3. Sabathia is Sabathia. Can’t ignore that fact. Whether that’s a good reason is certainly a worthwhile debate, but it factors into the general belief that Sabathia was going nowhere. This guy was the team’s ace for five years, and he’s signed through next season with a vesting option for 2017. The Yankees are, of course, going to try to get him straightened out.
4. Fifteen years in the big leagues, and Sabathia’s never made an appearance out of the bullpen. Not one. His splits this season suggest he might be a useful lefty specialist, but who knows how he’d handle such an unfamiliar role? Is that reason not to try it? Again, that’s up for debate. But if the team’s looking for a reliever, Sabathia’s not necessarily a dependable option.

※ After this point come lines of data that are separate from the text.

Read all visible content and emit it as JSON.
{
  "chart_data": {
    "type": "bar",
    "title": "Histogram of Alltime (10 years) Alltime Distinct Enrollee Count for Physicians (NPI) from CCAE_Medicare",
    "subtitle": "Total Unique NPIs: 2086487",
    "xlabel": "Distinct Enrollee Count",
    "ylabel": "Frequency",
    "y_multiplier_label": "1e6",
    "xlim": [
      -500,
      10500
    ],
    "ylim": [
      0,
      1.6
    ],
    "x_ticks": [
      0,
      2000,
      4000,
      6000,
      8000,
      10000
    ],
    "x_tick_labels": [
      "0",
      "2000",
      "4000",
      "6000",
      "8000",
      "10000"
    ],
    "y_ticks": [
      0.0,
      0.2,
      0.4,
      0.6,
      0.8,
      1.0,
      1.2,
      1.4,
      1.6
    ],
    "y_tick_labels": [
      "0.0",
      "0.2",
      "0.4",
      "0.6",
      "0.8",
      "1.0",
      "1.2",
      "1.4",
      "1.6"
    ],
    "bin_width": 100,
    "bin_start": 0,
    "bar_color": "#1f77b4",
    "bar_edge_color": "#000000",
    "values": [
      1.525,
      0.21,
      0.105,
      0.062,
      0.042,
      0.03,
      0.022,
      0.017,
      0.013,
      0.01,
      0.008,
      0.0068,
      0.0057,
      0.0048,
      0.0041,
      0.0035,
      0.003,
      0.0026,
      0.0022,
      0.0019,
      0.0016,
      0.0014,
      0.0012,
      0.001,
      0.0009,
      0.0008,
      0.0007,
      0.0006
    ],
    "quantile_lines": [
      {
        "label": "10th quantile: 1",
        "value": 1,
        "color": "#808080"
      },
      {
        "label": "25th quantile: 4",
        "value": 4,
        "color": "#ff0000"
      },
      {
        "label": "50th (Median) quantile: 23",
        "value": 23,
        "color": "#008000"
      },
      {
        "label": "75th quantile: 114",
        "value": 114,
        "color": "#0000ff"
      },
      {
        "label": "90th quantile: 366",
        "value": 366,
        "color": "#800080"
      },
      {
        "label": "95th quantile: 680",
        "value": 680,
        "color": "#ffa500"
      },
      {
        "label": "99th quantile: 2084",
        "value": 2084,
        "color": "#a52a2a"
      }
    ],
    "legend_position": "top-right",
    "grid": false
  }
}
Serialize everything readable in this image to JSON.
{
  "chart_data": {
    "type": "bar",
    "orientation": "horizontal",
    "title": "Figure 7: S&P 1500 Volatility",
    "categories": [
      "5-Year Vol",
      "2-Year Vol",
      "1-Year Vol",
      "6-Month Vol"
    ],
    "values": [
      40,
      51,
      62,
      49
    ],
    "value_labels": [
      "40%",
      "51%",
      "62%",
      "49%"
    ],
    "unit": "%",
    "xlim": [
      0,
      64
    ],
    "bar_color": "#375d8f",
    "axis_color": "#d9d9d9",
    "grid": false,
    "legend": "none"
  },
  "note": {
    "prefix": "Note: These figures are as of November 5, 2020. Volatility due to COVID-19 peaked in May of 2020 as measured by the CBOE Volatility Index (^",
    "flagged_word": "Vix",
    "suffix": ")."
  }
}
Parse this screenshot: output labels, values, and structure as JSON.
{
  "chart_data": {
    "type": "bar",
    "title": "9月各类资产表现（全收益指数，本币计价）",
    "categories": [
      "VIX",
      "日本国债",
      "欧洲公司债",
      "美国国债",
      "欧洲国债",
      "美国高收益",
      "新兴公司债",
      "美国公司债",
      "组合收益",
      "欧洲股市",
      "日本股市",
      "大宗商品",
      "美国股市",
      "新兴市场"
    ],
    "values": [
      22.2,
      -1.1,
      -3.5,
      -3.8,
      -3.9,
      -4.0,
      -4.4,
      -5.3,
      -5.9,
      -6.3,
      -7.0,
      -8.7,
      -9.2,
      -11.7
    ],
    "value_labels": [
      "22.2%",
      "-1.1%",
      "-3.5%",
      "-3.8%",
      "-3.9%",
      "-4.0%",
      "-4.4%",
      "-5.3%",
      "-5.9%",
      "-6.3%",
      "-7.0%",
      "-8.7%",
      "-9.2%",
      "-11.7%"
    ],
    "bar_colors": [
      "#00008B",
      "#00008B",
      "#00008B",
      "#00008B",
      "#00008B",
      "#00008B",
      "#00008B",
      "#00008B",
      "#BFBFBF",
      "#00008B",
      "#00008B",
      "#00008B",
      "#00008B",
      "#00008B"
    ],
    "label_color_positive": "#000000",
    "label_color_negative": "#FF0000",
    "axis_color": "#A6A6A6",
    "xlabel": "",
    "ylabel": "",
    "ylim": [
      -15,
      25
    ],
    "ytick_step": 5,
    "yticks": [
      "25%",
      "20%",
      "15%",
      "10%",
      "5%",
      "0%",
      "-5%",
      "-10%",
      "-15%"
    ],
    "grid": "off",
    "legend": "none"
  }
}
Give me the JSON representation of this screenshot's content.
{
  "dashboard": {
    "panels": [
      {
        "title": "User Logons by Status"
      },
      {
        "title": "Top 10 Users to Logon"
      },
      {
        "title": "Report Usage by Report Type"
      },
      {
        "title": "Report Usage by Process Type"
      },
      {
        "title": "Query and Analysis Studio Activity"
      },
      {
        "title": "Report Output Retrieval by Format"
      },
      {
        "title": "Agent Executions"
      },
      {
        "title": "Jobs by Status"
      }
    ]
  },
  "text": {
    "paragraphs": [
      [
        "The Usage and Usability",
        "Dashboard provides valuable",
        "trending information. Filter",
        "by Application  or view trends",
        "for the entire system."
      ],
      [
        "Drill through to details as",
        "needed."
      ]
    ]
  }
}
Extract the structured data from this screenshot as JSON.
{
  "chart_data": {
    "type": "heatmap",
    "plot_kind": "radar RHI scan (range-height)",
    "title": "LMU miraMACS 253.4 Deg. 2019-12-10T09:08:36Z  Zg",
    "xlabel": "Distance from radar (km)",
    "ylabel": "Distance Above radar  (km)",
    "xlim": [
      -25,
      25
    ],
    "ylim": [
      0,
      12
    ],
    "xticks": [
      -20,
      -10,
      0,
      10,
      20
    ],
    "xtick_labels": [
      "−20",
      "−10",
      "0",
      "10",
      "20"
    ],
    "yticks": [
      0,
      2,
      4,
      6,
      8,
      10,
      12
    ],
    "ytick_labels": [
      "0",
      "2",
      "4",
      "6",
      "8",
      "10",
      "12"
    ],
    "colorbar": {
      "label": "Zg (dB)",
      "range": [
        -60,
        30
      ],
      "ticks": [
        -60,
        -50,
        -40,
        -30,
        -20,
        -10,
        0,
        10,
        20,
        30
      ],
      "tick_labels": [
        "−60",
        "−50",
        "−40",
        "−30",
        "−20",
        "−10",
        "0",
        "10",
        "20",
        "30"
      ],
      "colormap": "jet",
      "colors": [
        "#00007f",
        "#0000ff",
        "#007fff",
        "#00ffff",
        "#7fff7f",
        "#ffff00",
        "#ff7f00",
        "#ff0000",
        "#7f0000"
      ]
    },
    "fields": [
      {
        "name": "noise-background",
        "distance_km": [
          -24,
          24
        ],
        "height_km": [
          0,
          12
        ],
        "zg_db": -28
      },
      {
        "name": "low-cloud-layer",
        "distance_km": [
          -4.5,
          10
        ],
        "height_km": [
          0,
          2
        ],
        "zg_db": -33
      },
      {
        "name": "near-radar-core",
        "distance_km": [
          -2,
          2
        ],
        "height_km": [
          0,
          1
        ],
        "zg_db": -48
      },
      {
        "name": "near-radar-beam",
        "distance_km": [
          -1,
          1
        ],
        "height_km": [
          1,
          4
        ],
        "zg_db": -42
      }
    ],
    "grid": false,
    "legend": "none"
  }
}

5. Girardi’s always had a tendency to stick with his veterans. So far, it’s worked with Carlos Beltran this season. It didn’t work with Brian Roberts last year. I suppose it’s worth noting that this isn’t a Girardi-only approach. The San Francisco Giants kept using Barry Zito as a starter even when his career was running off the rails. In seven regular seasons with the Giants, Zito made 197 starts. He pitched out of the bullpen just 11 times.
So, yes, we knew this day was coming, but that doesn’t make the reality any less jarring. There were reasons to do it, but at the end of the day, the Yankees just took arguably their best starter out of the rotation, and stuck with the guy who keeps walking a fine line between barely getting by and consistently falling apart.